The number of repossessions in the first quarter of 2016 was 2,100 – the lowest on record.
Of that figure, 1,500 were home-owner repossessions and 600 were buy-to-let, reports the Council of Mortgage Lenders.
If this rate continued through 2016, it would put the annual number of repossessions at 8,400, lower than any year since 1982 (but that year there were only 6.9m mortgages, against 11.1m mortgages today).
Mortgage arrears also continued to fall.
For the first time in more than a decade, the number of mortgages in arrears of 2.5% or more fell below the 100,000 mark, with 96,200 loans in arrears at the end of March, down from 101,700 at the end of December, and 111,200 at the end of the first quarter of 2015.
Even the number of mortgages in the most serious arrears band of 10% or more, which has remained fairly static while the lower arrears bands have declined, fell a little this quarter.
It has been a notable trend in recent years that the decline in mortgage arrears and repossessions means that experience is much more positive than in the rented sector, where separate data from the Ministry of Justice, based on court activity, shows that eviction rates are much higher (especially in the social rented sector).

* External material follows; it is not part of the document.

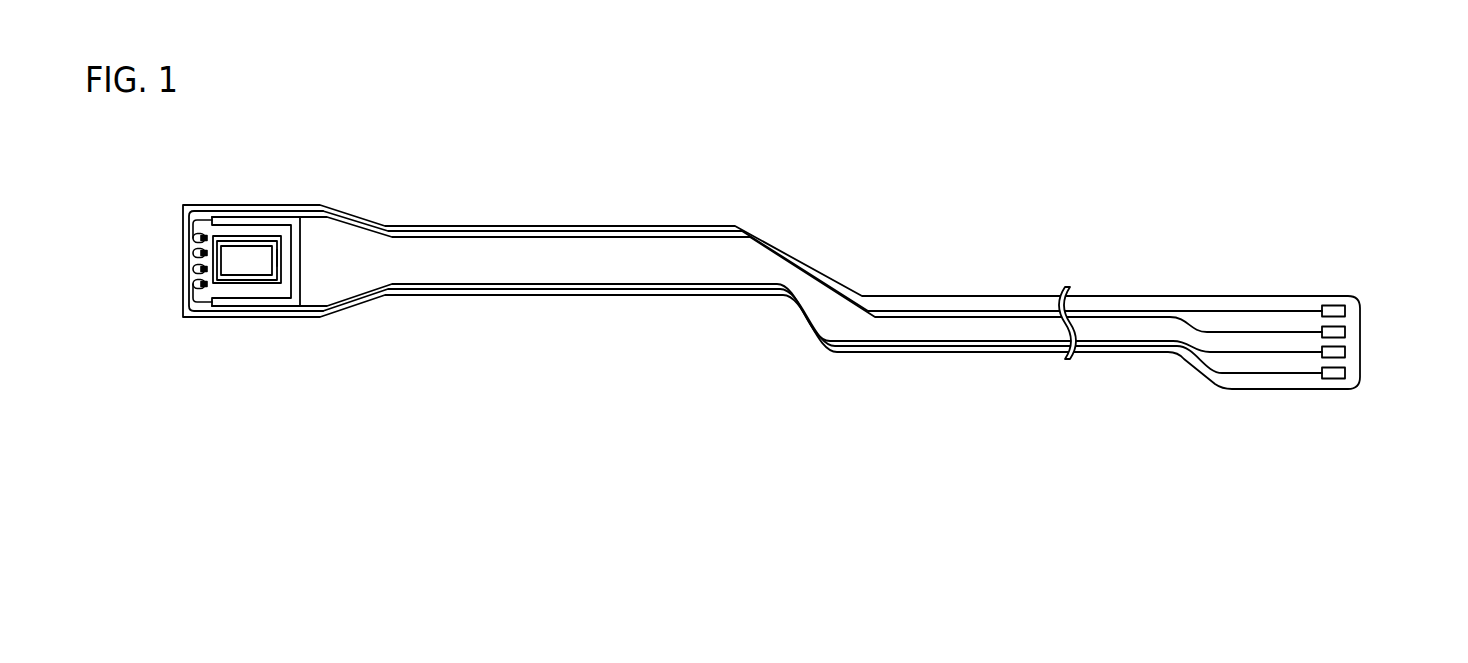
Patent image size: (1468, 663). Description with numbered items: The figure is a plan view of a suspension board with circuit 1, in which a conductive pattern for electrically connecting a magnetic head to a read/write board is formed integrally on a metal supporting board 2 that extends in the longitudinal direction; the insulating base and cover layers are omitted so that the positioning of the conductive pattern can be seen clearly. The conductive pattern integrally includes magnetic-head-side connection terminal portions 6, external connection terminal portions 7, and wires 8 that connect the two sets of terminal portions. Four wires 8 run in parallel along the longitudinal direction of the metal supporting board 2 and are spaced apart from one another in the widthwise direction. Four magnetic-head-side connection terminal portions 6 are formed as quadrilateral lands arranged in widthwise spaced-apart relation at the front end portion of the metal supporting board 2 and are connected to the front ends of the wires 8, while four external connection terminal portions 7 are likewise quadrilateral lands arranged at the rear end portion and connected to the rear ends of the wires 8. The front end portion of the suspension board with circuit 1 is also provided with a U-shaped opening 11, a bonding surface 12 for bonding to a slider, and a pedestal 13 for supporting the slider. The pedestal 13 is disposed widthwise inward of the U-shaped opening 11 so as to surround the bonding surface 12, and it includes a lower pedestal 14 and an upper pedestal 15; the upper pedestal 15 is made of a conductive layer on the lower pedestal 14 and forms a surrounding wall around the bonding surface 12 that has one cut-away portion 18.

For example, there were 42,728 rental evictions in England and Wales by county court bailiffs in 2015, against 5,594 mortgaged property repossessions by county court bailiffs, even though the rented sector accounts for only around a third of the housing stock.
Looking in more detail at the latest CML data, it is possible to look at experience in both the home-owner mortgage market and the buy-to-let market. As usual, arrears rates are higher among home-owners than buy-to-let landlords, but the repossession rate is lower.

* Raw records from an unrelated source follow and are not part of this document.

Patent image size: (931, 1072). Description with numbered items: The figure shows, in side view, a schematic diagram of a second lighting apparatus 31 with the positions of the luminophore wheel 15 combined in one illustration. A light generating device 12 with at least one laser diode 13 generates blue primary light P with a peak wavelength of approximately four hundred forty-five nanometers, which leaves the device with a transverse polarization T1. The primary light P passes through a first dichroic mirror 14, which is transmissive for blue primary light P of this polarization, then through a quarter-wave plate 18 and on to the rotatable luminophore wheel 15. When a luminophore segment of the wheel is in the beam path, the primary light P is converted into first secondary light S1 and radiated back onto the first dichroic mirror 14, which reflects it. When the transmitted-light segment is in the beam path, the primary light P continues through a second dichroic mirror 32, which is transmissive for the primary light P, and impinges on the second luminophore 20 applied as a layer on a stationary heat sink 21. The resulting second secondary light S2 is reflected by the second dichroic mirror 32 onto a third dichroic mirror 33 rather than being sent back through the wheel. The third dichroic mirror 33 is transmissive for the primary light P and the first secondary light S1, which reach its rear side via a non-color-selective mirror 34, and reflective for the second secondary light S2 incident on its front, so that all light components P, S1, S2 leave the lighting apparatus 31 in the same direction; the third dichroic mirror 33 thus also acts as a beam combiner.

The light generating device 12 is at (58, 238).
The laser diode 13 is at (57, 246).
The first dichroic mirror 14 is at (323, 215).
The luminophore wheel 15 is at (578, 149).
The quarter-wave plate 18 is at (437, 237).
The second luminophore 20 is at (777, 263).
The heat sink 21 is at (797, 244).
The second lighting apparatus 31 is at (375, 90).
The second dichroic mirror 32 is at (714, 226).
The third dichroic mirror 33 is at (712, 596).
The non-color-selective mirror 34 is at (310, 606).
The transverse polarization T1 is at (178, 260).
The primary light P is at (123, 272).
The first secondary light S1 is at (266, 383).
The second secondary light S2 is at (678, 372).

This is because lenders will seek to avoid repossession wherever possible to enable home-owners to get over temporary periods of difficulty, whereas buy-to-let is a more commercial enterprise and lenders may move to protect their position more quickly on rental properties as tenants move out.
These figures are encouraging but I still worry, a lot, about the raft of very high-risk mortgages coming to market, especially for FTBs who have no personal liability, and OAPs who can now arrange a mortgage for their late 80s.
Unless incomes go up significantly, I expect some hopeful buyers are going to be left disappointed and financially ruined when they realise they are inadvertently contributing to another (smaller) recession, especially in property.